Cons to this approach are that it’ll require significantly more computing resources, and that it adds another layer of abstraction to your system.
Difficulty to break: Difficult
Certificate pinning involves verifying that the certificate in which your information is encrypted/returns matches a known set of certificates — that is, it has not been “swapped out” in between. This is arguably one of the most secure methods to prevent MitM attacks — the device will not accept any connection that is not signed by the embedded certificates.
The only way to bypass this would be to jailbreak the device, and manually disable SSL verification or replace the embedded certificates with Burp Suite’s. This would require a much more sophisticated level of attack, and if your device is jailbroken/rooted then there are multiple other attack vectors to take into consideration.
Better Architectural Design
The best methodology for a secure system is to design it from the beginning with security in mind. This means securing your endpoints, and making conscious decisions for what information should be renewed each session, as well as how many levels of verification should be required at each stage. It involves having a more abstract, security-conscious view of your application, and what attack vectors it may have.
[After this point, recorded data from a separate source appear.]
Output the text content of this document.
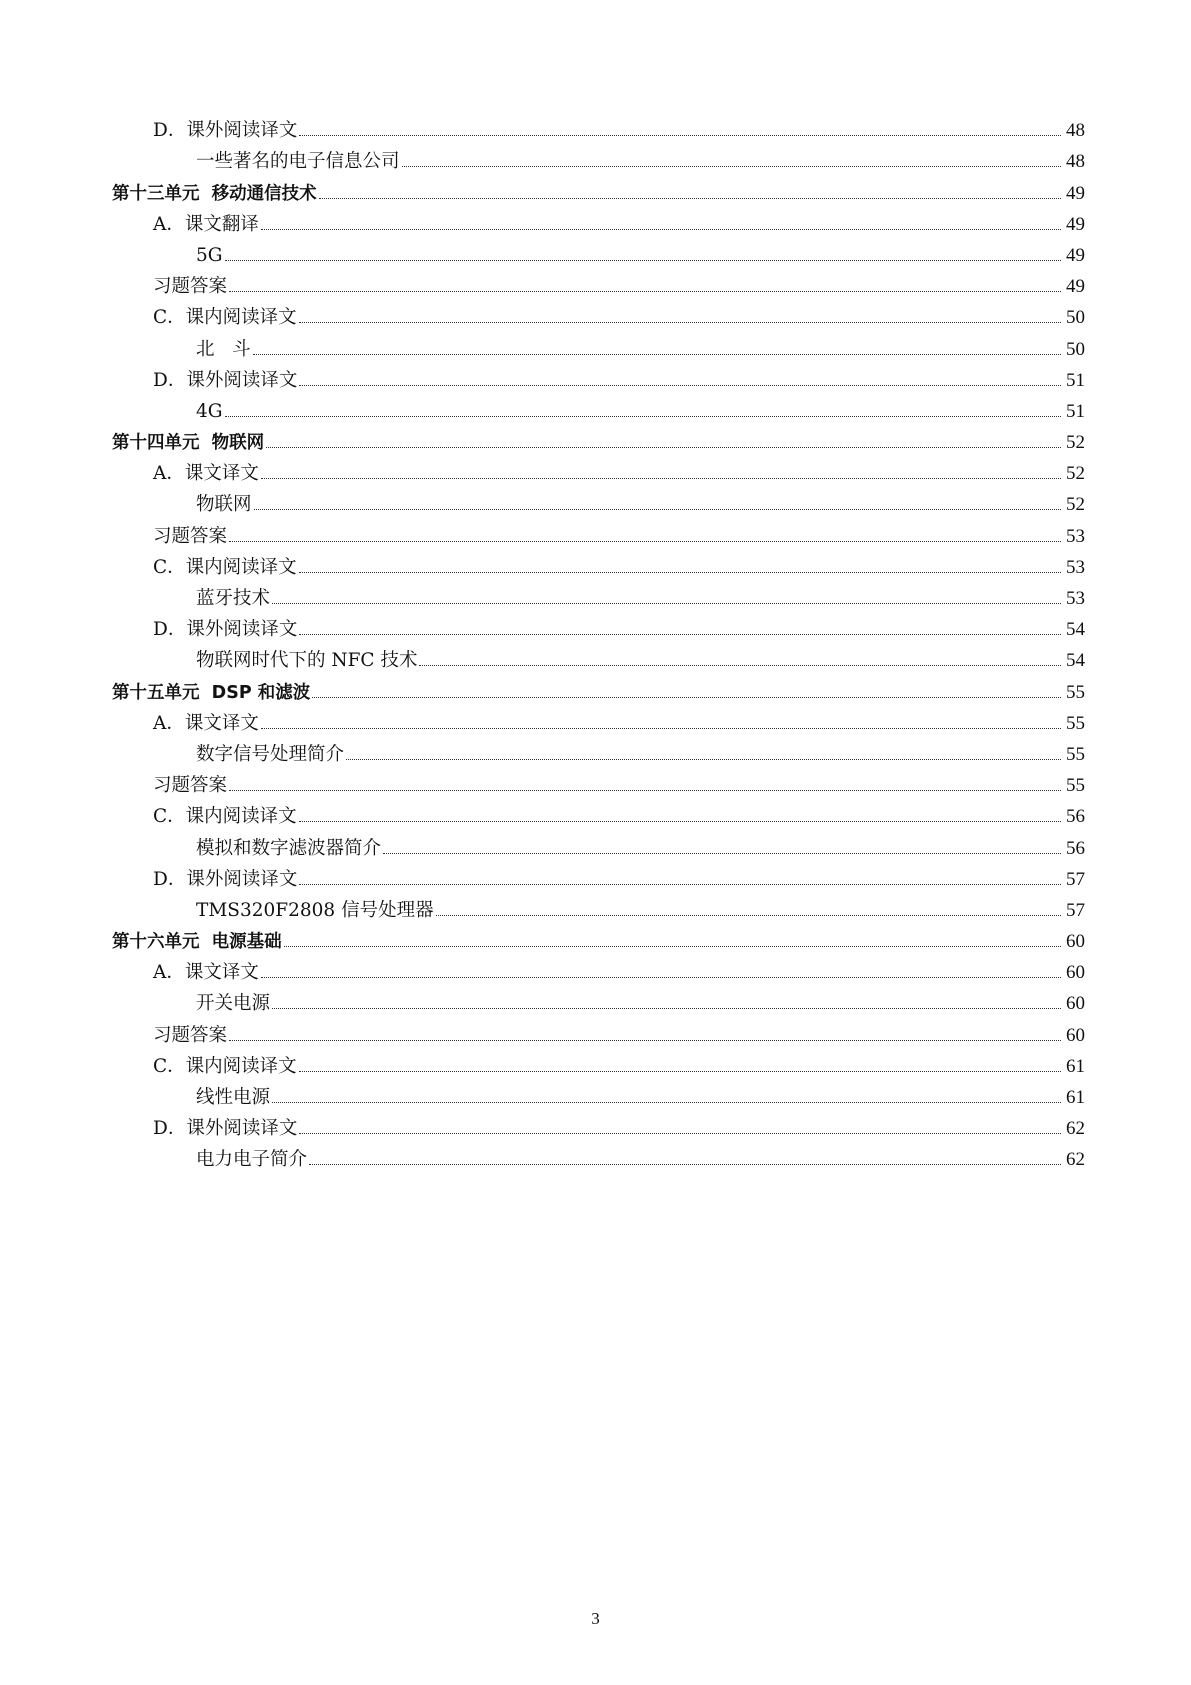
D．课外阅读译文	48
一些著名的电子信息公司	48
第十三单元  移动通信技术	49
A．课文翻译	49
5G	49
习题答案	49
C．课内阅读译文	50
北   斗	50
D．课外阅读译文	51
4G	51
第十四单元  物联网	52
A．课文译文	52
物联网	52
习题答案	53
C．课内阅读译文	53
蓝牙技术	53
D．课外阅读译文	54
物联网时代下的 NFC 技术	54
第十五单元  DSP 和滤波	55
A．课文译文	55
数字信号处理简介	55
习题答案	55
C．课内阅读译文	56
模拟和数字滤波器简介	56
D．课外阅读译文	57
TMS320F2808 信号处理器	57
第十六单元  电源基础	60
A．课文译文	60
开关电源	60
习题答案	60
C．课内阅读译文	61
线性电源	61
D．课外阅读译文	62
电力电子简介	62
3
In the example above, minimizing these vectors would mean requiring as little information as possible be refreshed each session, and not pull certain critical components from live-config.
Applicability and Further Research
Man-in-the-middle attacks are not anything new —this is more of an application of a security paradigm than a ground-breaking revelation. However, as a developer you are often more focused on preventing an outside attacker from compromising your users data integrity than from a MitM attack performed by your users themselves.
Snapchat and Facebook already implement certificate pinning, as it is one of the most reliable and secure methods of preventing any 3rd party from modifying the data in the middle of the connection (as of the writing of this article). It’s not impossible to circumvent (see iOS Kill Switch for jailbroken devices), but at that point an attacker would have access to a lot more than a single HTTP connection.
This write-up was meant to illustrate a common bad design pattern, and on how relying solely on SSL/TLS for your iOS app can lead to consequences, ranging from loss of revenue to full compromise of your application. This is especially true on iOS, where it is easy to simply rely on Swift’s HTTP requests without considering a user replacing the certificate with one of their own.